Miguel Fuentes, Juan Pablo Cárdenas, Natalia Carro, Mariana Lozada

Abstract


Converging evidence demonstrates that social relationships are crucial for healthy development during childhood. Given the high behavioral plasticity in children, in the present work we seek to evaluate whether an intervention including cooperative and mindfulness-based activities could improve social relationships in middle-aged children. Thus, the aim of this study is to quantitatively analyze the impact of this kind of intervention on social networking in 6-7 year-olds. In a school context, we conducted a three month intervention in a class (experimental group), which involved 24 participants. Another class of 20 children was randomly assigned as control group, which followed the usual school program. Social networks were compared before and after the intervention by means of a questionnaire asking each child to mention which peers they would like to play with, and which they do not.  After the intervention, social network analysis showed an increase in the number and diversity of positive links between peers, and a reduction in negative ones.

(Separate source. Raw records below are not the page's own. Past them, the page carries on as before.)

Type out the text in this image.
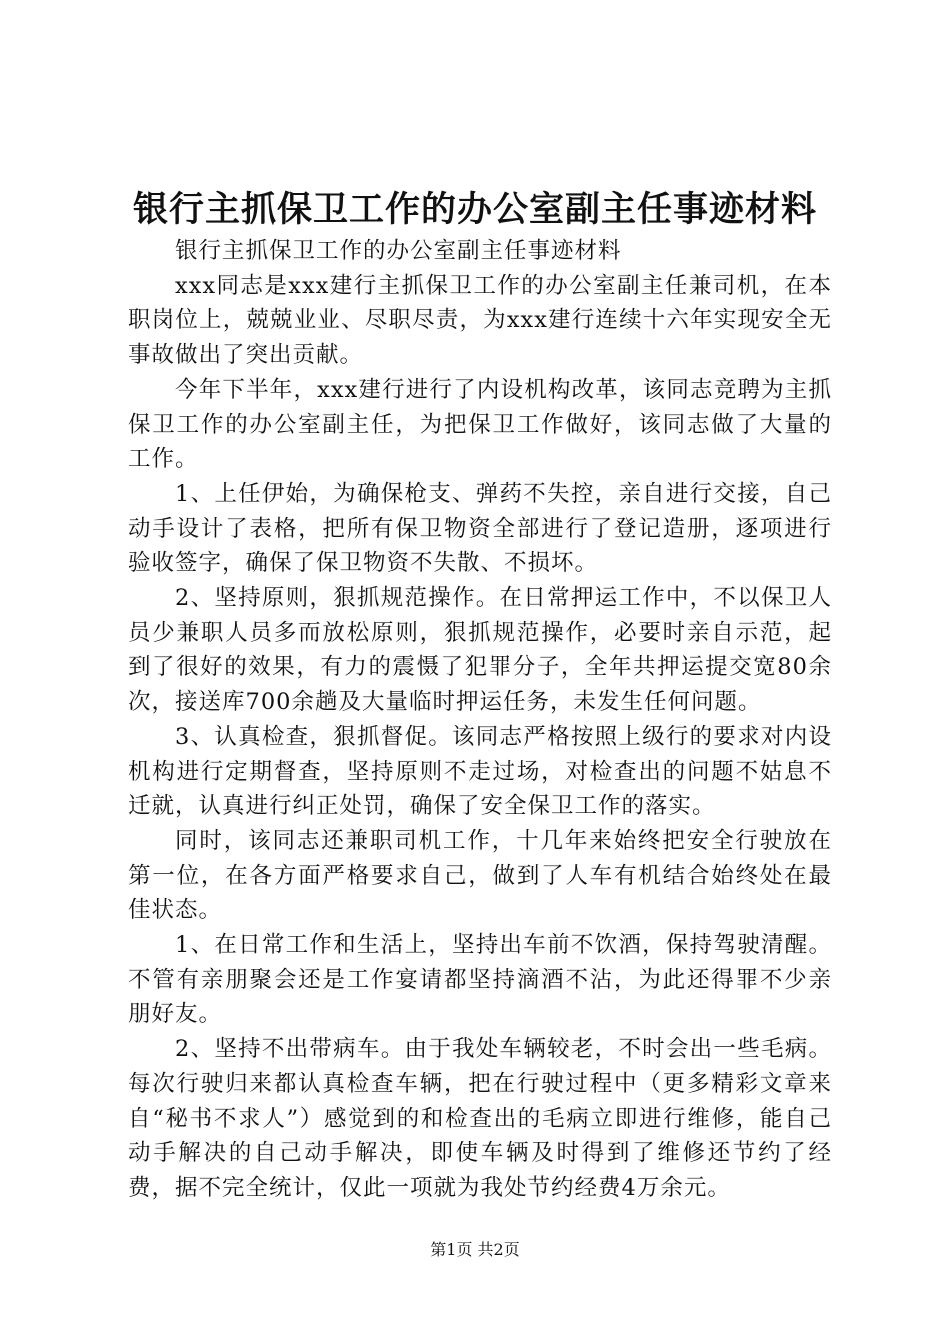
银行主抓保卫工作的办公室副主任事迹材料

银行主抓保卫工作的办公室副主任事迹材料

xxx同志是xxx建行主抓保卫工作的办公室副主任兼司机，在本职岗位上，兢兢业业、尽职尽责，为xxx建行连续十六年实现安全无事故做出了突出贡献。

今年下半年，xxx建行进行了内设机构改革，该同志竞聘为主抓保卫工作的办公室副主任，为把保卫工作做好，该同志做了大量的工作。

1、上任伊始，为确保枪支、弹药不失控，亲自进行交接，自己动手设计了表格，把所有保卫物资全部进行了登记造册，逐项进行验收签字，确保了保卫物资不失散、不损坏。

2、坚持原则，狠抓规范操作。在日常押运工作中，不以保卫人员少兼职人员多而放松原则，狠抓规范操作，必要时亲自示范，起到了很好的效果，有力的震慑了犯罪分子，全年共押运提交宽80余次，接送库700余趟及大量临时押运任务，未发生任何问题。

3、认真检查，狠抓督促。该同志严格按照上级行的要求对内设机构进行定期督查，坚持原则不走过场，对检查出的问题不姑息不迁就，认真进行纠正处罚，确保了安全保卫工作的落实。

同时，该同志还兼职司机工作，十几年来始终把安全行驶放在第一位，在各方面严格要求自己，做到了人车有机结合始终处在最佳状态。

1、在日常工作和生活上，坚持出车前不饮酒，保持驾驶清醒。不管有亲朋聚会还是工作宴请都坚持滴酒不沾，为此还得罪不少亲朋好友。

2、坚持不出带病车。由于我处车辆较老，不时会出一些毛病。每次行驶归来都认真检查车辆，把在行驶过程中（更多精彩文章来自“秘书不求人”）感觉到的和检查出的毛病立即进行维修，能自己动手解决的自己动手解决，即使车辆及时得到了维修还节约了经费，据不完全统计，仅此一项就为我处节约经费4万余元。

第1页 共2页
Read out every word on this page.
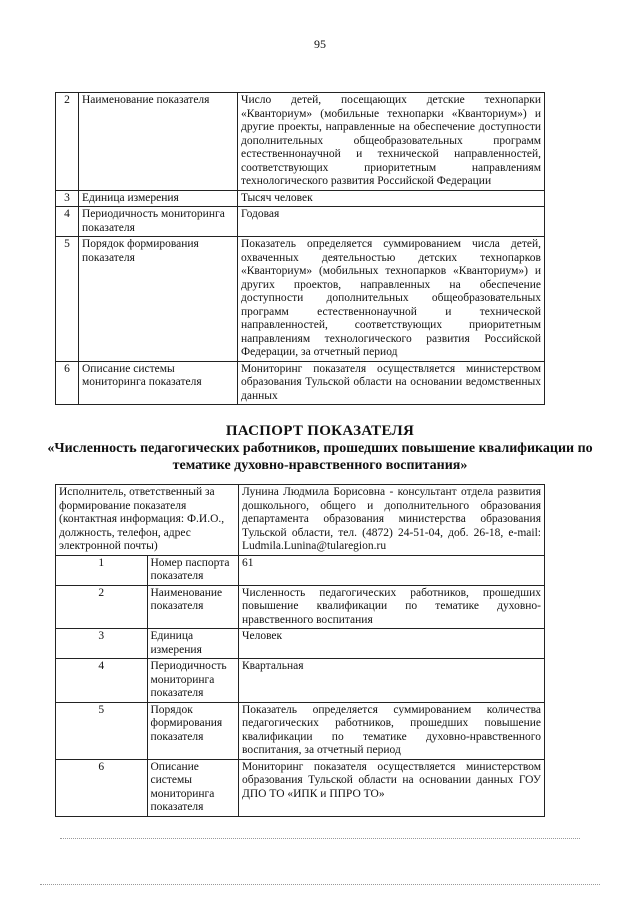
95
2	Наименование показателя	Число детей, посещающих детские технопарки «Кванториум» (мобильные технопарки «Кванториум») и другие проекты, направленные на обеспечение доступности дополнительных общеобразовательных программ естественнонаучной и технической направленностей, соответствующих приоритетным направлениям технологического развития Российской Федерации
3	Единица измерения	Тысяч человек
4	Периодичность мониторинга показателя	Годовая
5	Порядок формирования показателя	Показатель определяется суммированием числа детей, охваченных деятельностью детских технопарков «Кванториум» (мобильных технопарков «Кванториум») и других проектов, направленных на обеспечение доступности дополнительных общеобразовательных программ естественнонаучной и технической направленностей, соответствующих приоритетным направлениям технологического развития Российской Федерации, за отчетный период
6	Описание системы мониторинга показателя	Мониторинг показателя осуществляется министерством образования Тульской области на основании ведомственных данных
ПАСПОРТ ПОКАЗАТЕЛЯ
«Численность педагогических работников, прошедших повышение квалификации по тематике духовно-нравственного воспитания»
Исполнитель, ответственный за формирование показателя (контактная информация: Ф.И.О., должность, телефон, адрес электронной почты)		Лунина Людмила Борисовна - консультант отдела развития дошкольного, общего и дополнительного образования департамента образования министерства образования Тульской области, тел. (4872) 24-51-04, доб. 26-18, e-mail: Ludmila.Lunina@tularegion.ru
1	Номер паспорта показателя	61
2	Наименование показателя	Численность педагогических работников, прошедших повышение квалификации по тематике духовно-нравственного воспитания
3	Единица измерения	Человек
4	Периодичность мониторинга показателя	Квартальная
5	Порядок формирования показателя	Показатель определяется суммированием количества педагогических работников, прошедших повышение квалификации по тематике духовно-нравственного воспитания, за отчетный период
6	Описание системы мониторинга показателя	Мониторинг показателя осуществляется министерством образования Тульской области на основании данных ГОУ ДПО ТО «ИПК и ППРО ТО»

We also found a higher level of integration, indicated by enhanced positive networks where children with many positive connections tended to connect with those with few links; there were also more positive links between genders. This favorable change could reflect an increase in children’s awareness of themselves and others, fostering the emergence of collaboration and empathic concern. The methodology used here shows how quantitative methods coming from complexity science can be applied to social systems in order to, for example, promote cooperation and avoid bullying.